To the suggestion that an auction in 2004 would have led to higher costs to the consumer in steel and electricity, a question. Did the government stipulate any pricing control as part of this allotment? If not, were they just expecting the corporates to ignore the shareholders and sell coal cheaper just because they could?
''However, a PMO note accessed by Times Now clearly shows that it was the Prime Minister's Office (PMO)which decided to persist with the controversial practice of allocating coal blocks by the screening committee procedure despite concerns expressed by the coal ministry.
The Union coal ministry had argued that allocations by the screening committee were criticized for lacking transparency and objectivity, and said that inviting competitive bids will help the government tap for public purpose a part of the "windfall profit" that accrued to companies which got captive coal blocks under the screening committee procedure.
The PMO held a meeting chaired by principal secretary to the Prime Minister, T K A Nair, on July 25, 2005, to discuss "competitive bidding as a selection method for allocation of coal and lignite blocks for captive mining". The meeting decided that the "ministry of coal may continue to allot coal blocks for captive mining through the extant screening committee.
The note points out that minutes of the PMO meeting were approved "by the PM in his capacity as the minister of coal".

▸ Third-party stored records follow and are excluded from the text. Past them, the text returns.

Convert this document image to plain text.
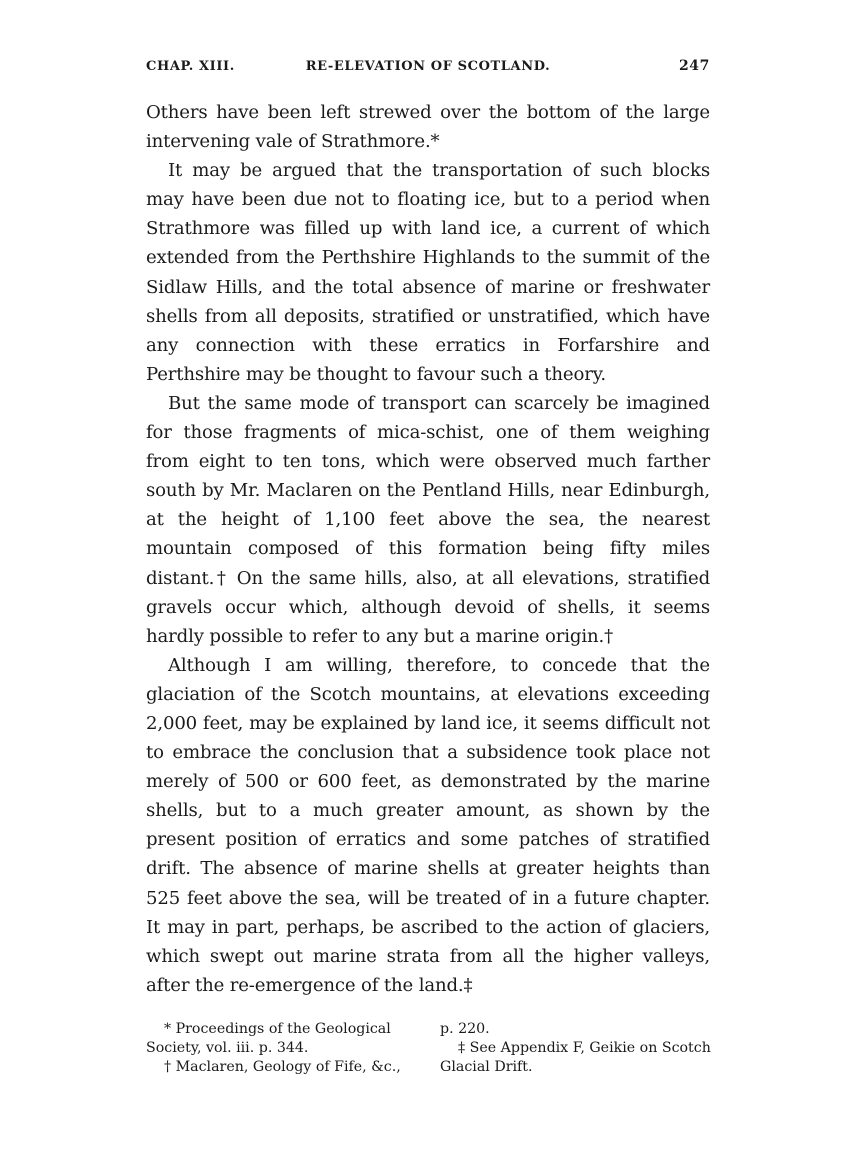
CHAP. XIII.	RE-ELEVATION OF SCOTLAND.	247

Others have been left strewed over the bottom of the large intervening vale of Strathmore.*

It may be argued that the transportation of such blocks may have been due not to floating ice, but to a period when Strathmore was filled up with land ice, a current of which extended from the Perthshire Highlands to the summit of the Sidlaw Hills, and the total absence of marine or freshwater shells from all deposits, stratified or unstratified, which have any connection with these erratics in Forfarshire and Perthshire may be thought to favour such a theory.

But the same mode of transport can scarcely be imagined for those fragments of mica-schist, one of them weighing from eight to ten tons, which were observed much farther south by Mr. Maclaren on the Pentland Hills, near Edinburgh, at the height of 1,100 feet above the sea, the nearest mountain composed of this formation being fifty miles distant.† On the same hills, also, at all elevations, stratified gravels occur which, although devoid of shells, it seems hardly possible to refer to any but a marine origin.†

Although I am willing, therefore, to concede that the glaciation of the Scotch mountains, at elevations exceeding 2,000 feet, may be explained by land ice, it seems difficult not to embrace the conclusion that a subsidence took place not merely of 500 or 600 feet, as demonstrated by the marine shells, but to a much greater amount, as shown by the present position of erratics and some patches of stratified drift. The absence of marine shells at greater heights than 525 feet above the sea, will be treated of in a future chapter. It may in part, perhaps, be ascribed to the action of glaciers, which swept out marine strata from all the higher valleys, after the re-emergence of the land.‡

* Proceedings of the Geological
Society, vol. iii. p. 344.
† Maclaren, Geology of Fife, &c.,
p. 220.
‡ See Appendix F, Geikie on Scotch
Glacial Drift.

Countering the argument, Javed Usmani, a joint secretary in the PMO, said, "A rational bidding process would ensure that the cost of coal through competitive bidding route would be less than that of coal sourced from Coal India Ltd or imports."

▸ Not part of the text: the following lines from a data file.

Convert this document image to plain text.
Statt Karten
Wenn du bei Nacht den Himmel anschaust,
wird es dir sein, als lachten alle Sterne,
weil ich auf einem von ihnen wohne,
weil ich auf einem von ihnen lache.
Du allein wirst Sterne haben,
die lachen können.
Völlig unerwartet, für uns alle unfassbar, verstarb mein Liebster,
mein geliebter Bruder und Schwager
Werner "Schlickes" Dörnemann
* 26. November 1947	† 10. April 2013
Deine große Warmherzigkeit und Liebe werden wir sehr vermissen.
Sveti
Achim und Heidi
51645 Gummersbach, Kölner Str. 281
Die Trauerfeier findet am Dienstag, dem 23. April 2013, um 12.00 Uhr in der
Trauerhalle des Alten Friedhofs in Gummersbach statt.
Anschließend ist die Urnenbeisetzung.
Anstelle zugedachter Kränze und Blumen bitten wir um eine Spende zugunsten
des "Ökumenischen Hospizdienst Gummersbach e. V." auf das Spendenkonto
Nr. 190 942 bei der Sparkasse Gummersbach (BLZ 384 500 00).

The coal ministry also pointed out that competitive bidding "will only tap part of the windfall profit that accrued to the companies which were allocated captive coal blocks under the screening committee procedure for public purposes".
After UPA II came into power with the Congress bagging more seats all the guys in the government thought there is no more viable opposition to check them and its free for all.The congress policy has always been to create black money and allow others as well allow to make dirty money.The UPA thought they can do anything afterall they have committed judges,commited bureucracy,committed investigating agencies under thier control.But for the RTI activists and some select media and the proactive judiciary no scams could have seen the light.And the glaring example is the case of Jagan Reddy from Andhra Pradesh.If he was to be in the Congress till jnow his millions of dirty money would not have been known by any one.
Congress is following the same tactics of saying the CAG is erraneous.It shows its desperation when it tries to question a constitutional body.
"Has the CAG been too simplistic and selective in its assessment?"
The findings and conclusions of the CAG report are a pointer, and it is the responsibility of the incumbent government to take it forward by ordering a thorough investigation into the alleged mismanagement and fraud. And the government is duty-bound to do it, not only to recover the loss to the exchequer but also to prove that it is above board.
I have been persistently asking and Outlook has been persistently dodging the question. What happened to the additional evidence Outlook was supposed to provide on the Tata land deal that would have implicated Arun Shourie?
It is difficult for me to understand how an Audit Report, which is currently being discussed, questions an event/decision taken five years back. I would have thought all Annual Audit Reports refer to a period of last one year. The CAGs office, staffed by thousands of employees, I think, must be conducting Audit on an annual basis It would be easier to take corrective measures for more recent lapses (rightly pointed out by CAG)!